Une enquête économique à partir du terrain
Asterès s’est heurté à un écueil classique : les statistiques du commerce des services numériques restent lacunaires, « agrégées » et brouillées par des réalités comptables (localisations fiscales, rapatriements de profits). Pour contourner l’obstacle, le cabinet a mené des entretiens auprès de six CIO de grandes entreprises européennes. Objectif : estimer des ordres de grandeur crédibles puis les « caler » sur la taille des marchés. L’empreinte économique a ensuite été modélisée via le Modèle d’Impact d’Asterès (MIA). Démarche pragmatique : partir de la pratique des DSI, puis remonter aux effets macro.
Le périmètre est strict. On parle exclusivement d’achats de cloud-logiciel par les entreprises européennes à des acteurs américains, pour des services produits aux États-Unis. Quand ils sont produits en Europe par des filiales américaines, l’analyse bascule côté revenus d’IDE. Pas de matériel, pas d’infogérance générale, pas d’achats publics ni de ménages : le cœur du sujet, c’est l’assise économique des plateformes de cloud et des éditeurs.
L’angle mort des statistiques, et l’« effet Irlande »
Les séries OMC ou FMI peinent à isoler la sous-catégorie « cloud-logiciel ». Surtout, l’Irlande brouille les pistes : plaque tournante comptable, elle enregistre une grande part des exportations de services vers le monde entier, États-Unis compris. Résultat : les flux « bilatéraux » Europe–USA paraissent sous-estimés si l’on se fie aux seules douanes des services. D’où l’intérêt d’une triangulation : entretiens DSI, parts de marché et ordre de grandeur des dépenses.
L’étude va plus loin : elle suggère que la majorité des flux internationaux de cloud-logiciel transitent par des rapatriements de profits (IDE) plutôt que par des « exportations » au sens strict. Le différentiel entre importations directes mesurées et dépenses réellement adressées à des acteurs américains alimente cette hypothèse.
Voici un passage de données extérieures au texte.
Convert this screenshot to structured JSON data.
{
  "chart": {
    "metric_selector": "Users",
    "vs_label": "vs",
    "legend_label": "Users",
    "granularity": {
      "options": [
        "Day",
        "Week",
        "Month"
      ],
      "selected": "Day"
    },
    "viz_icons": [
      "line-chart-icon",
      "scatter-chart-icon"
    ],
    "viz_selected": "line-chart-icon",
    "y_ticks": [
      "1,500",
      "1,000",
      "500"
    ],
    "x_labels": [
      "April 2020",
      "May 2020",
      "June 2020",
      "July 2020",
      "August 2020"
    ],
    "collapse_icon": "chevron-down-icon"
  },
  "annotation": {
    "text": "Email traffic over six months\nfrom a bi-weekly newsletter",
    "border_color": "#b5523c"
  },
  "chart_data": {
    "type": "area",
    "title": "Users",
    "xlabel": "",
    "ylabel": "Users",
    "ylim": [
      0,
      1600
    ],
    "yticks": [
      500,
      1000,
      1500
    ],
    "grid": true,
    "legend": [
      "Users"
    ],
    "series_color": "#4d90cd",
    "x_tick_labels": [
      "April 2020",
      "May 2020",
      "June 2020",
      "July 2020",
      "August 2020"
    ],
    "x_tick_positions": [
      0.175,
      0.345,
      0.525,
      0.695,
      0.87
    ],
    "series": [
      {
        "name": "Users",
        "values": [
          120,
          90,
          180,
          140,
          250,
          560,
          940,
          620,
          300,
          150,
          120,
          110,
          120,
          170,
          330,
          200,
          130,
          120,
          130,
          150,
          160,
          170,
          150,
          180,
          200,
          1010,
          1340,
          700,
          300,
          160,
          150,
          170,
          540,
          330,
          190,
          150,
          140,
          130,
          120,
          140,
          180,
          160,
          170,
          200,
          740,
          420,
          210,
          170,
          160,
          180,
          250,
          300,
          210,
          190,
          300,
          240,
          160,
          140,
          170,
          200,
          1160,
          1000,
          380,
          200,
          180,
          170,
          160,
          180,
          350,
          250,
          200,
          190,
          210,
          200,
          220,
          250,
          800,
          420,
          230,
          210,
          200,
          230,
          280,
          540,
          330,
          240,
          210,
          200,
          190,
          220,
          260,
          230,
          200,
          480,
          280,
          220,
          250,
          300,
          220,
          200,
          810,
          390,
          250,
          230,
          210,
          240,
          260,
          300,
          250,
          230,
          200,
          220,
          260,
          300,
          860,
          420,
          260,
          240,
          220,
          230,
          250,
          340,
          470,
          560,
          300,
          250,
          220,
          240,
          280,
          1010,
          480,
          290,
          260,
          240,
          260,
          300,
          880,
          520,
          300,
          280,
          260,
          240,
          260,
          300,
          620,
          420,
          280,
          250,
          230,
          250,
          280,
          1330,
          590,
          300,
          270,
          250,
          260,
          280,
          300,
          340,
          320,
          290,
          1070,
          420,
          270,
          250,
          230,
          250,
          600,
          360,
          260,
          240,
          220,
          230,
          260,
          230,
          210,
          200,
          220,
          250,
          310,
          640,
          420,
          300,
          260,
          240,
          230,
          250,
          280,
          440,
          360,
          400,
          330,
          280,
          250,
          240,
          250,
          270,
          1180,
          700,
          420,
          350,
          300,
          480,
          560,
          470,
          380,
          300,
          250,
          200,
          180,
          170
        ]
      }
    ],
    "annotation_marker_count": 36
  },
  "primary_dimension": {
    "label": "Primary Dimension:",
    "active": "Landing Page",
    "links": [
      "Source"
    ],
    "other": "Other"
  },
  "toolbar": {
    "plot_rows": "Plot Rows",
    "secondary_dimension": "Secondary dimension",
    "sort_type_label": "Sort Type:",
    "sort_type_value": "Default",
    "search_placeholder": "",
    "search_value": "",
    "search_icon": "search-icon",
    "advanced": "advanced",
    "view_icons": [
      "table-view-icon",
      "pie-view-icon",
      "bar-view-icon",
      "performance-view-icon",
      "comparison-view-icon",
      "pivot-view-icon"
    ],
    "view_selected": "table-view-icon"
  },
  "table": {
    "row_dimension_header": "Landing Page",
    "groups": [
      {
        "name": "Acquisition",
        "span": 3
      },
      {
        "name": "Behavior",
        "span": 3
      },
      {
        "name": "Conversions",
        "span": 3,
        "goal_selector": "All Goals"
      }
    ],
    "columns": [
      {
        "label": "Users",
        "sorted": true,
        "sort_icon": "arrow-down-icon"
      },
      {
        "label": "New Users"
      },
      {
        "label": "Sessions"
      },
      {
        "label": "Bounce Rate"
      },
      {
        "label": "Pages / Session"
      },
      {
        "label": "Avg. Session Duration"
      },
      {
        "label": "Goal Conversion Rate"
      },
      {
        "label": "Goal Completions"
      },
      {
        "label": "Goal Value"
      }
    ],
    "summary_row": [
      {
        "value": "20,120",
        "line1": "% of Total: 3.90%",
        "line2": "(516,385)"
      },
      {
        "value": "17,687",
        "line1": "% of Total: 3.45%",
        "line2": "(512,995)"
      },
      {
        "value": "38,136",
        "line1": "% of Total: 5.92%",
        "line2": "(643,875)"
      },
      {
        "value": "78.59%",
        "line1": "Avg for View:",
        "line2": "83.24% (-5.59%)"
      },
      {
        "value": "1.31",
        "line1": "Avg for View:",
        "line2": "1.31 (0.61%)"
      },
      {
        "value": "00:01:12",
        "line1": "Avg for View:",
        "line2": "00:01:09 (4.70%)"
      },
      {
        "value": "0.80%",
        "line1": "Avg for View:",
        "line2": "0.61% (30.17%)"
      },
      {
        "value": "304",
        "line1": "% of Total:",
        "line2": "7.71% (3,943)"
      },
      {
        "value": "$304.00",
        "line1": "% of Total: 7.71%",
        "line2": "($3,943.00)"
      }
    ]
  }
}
Le chiffre qui change l’échelle : 264 milliards d’euros par an
Au terme de cette reconstruction, Asterès estime à 264 milliards d’euros par an les achats de cloud-logiciel des entreprises de l’UE qui bénéficient à l’économie américaine. Dans ces dépenses, la part des acteurs américains ressort à environ 83 % du marché européen du cloud-logiciel ; et 80 % de la valeur ajoutée associée serait créée sur le sol américain. L’ordre de grandeur parle de lui-même : le montant annuel est du même ordre que la « facture énergétique » de l’UE en 2024 (360 Mds €).
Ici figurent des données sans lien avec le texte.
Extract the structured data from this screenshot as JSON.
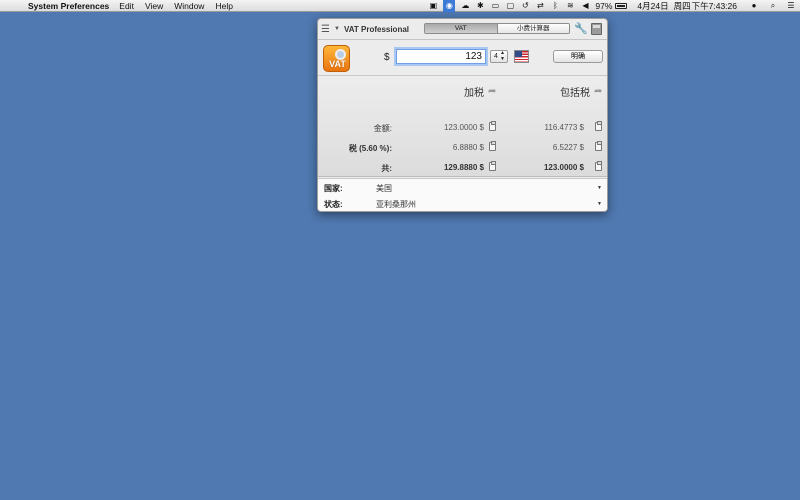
{
  "menubar": {
    "app_name": "System Preferences",
    "menus": [
      "Edit",
      "View",
      "Window",
      "Help"
    ],
    "battery": "97%",
    "date": "4月24日",
    "weekday": "周四",
    "time": "下午7:43:26"
  },
  "panel": {
    "title": "VAT Professional",
    "tabs": [
      "VAT",
      "小费计算器"
    ],
    "selected_tab": "VAT",
    "logo_text": "VAT",
    "currency_symbol": "$",
    "amount": "123",
    "decimals": "4",
    "details_button": "明确",
    "columns": {
      "add_tax": "加税",
      "include_tax": "包括税"
    },
    "rows": [
      {
        "label": "金额:",
        "add": "123.0000 $",
        "incl": "116.4773 $"
      },
      {
        "label": "税 (5.60 %):",
        "add": "6.8880 $",
        "incl": "6.5227 $"
      },
      {
        "label": "共:",
        "add": "129.8880 $",
        "incl": "123.0000 $"
      }
    ],
    "footer": {
      "country_label": "国家:",
      "country_value": "美国",
      "state_label": "状态:",
      "state_value": "亚利桑那州"
    }
  },
  "colors": {
    "desktop": "#5079b1",
    "selection_blue": "#3d7ad8",
    "logo_orange": "#f08a1f"
  }
}
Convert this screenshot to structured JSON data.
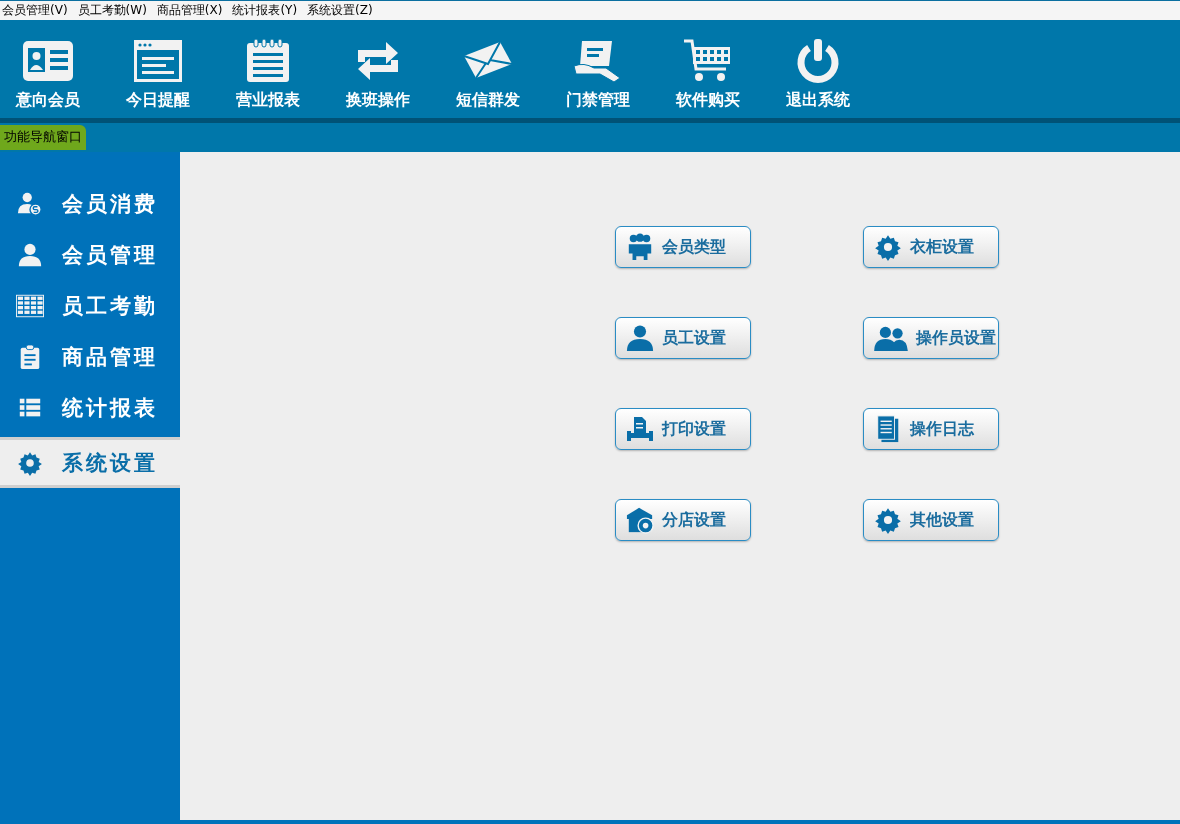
{
  "menu_bar": [
    {
      "label": "会员管理(V)"
    },
    {
      "label": "员工考勤(W)"
    },
    {
      "label": "商品管理(X)"
    },
    {
      "label": "统计报表(Y)"
    },
    {
      "label": "系统设置(Z)"
    }
  ],
  "toolbar": [
    {
      "label": "意向会员",
      "kind": "card"
    },
    {
      "label": "今日提醒",
      "kind": "window"
    },
    {
      "label": "营业报表",
      "kind": "notepad"
    },
    {
      "label": "换班操作",
      "kind": "swap"
    },
    {
      "label": "短信群发",
      "kind": "mail"
    },
    {
      "label": "门禁管理",
      "kind": "hand"
    },
    {
      "label": "软件购买",
      "kind": "cart"
    },
    {
      "label": "退出系统",
      "kind": "power"
    }
  ],
  "nav_tab": {
    "label": "功能导航窗口"
  },
  "sidebar": {
    "items": [
      {
        "label": "会员消费",
        "kind": "payer",
        "selected": false
      },
      {
        "label": "会员管理",
        "kind": "user",
        "selected": false
      },
      {
        "label": "员工考勤",
        "kind": "grid",
        "selected": false
      },
      {
        "label": "商品管理",
        "kind": "clipboard",
        "selected": false
      },
      {
        "label": "统计报表",
        "kind": "list",
        "selected": false
      },
      {
        "label": "系统设置",
        "kind": "gear",
        "selected": true
      }
    ]
  },
  "settings_buttons": [
    {
      "label": "会员类型",
      "kind": "group"
    },
    {
      "label": "衣柜设置",
      "kind": "gear"
    },
    {
      "label": "员工设置",
      "kind": "user"
    },
    {
      "label": "操作员设置",
      "kind": "users"
    },
    {
      "label": "打印设置",
      "kind": "printer"
    },
    {
      "label": "操作日志",
      "kind": "document"
    },
    {
      "label": "分店设置",
      "kind": "store"
    },
    {
      "label": "其他设置",
      "kind": "gear"
    }
  ]
}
L’effet n’est pas marginal : il pèse sur la balance des paiements européenne et externalise des retombées d’innovation, d’emplois qualifiés et de fiscalité. Le constat rejoint les alertes récurrentes sur la dépendance numérique : aucune entreprise européenne ne figure parmi les huit premiers acteurs du cloud mondial, rappelle l’étude.
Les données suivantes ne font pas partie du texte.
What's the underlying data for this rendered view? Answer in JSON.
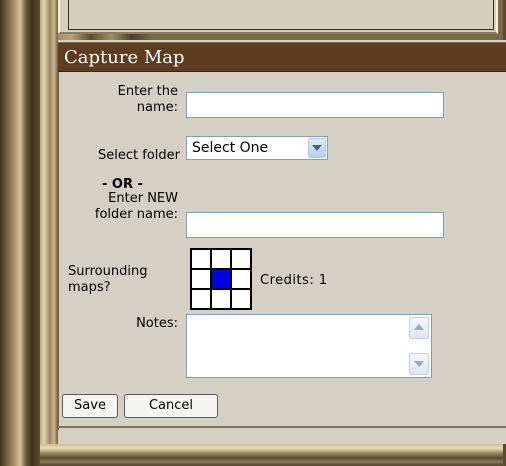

L’empreinte américaine : 1,9 million d’emplois soutenus
Côté États-Unis, l’empreinte est nette. D’après le modèle MIA, ces achats européens soutiennent directement environ 285 Mds $ de chiffre d’affaires et 186 Mds $ de valeur ajoutée aux États-Unis. En intégrant les effets indirects et induits, on atteint 323 Mds $ de valeur ajoutée (soit 1,1 % du PIB américain) et 1,9 million d’emplois (environ 1,2 % de l’emploi total). Une base productive solide, consolidée par les dépenses européennes.
Dit autrement : chaque euro dépensé en Europe sur ces segments diffuse une part substantielle de valeur dans des chaînes américaines, avec des retombées fiscales locales (estimées à 89 Mds $ au total, directs + indirects/induits). Les dépendances numériques ne sont donc pas un concept théorique ; elles s’observent dans les comptes nationaux.
Que se passerait-il si l’Europe rapatriait une part du marché ?
Asterès explore trois scénarios de réorientation des achats aujourd’hui adressés à l’économie américaine :
- 5 % réorientés : 178 000 emplois supplémentaires en Europe.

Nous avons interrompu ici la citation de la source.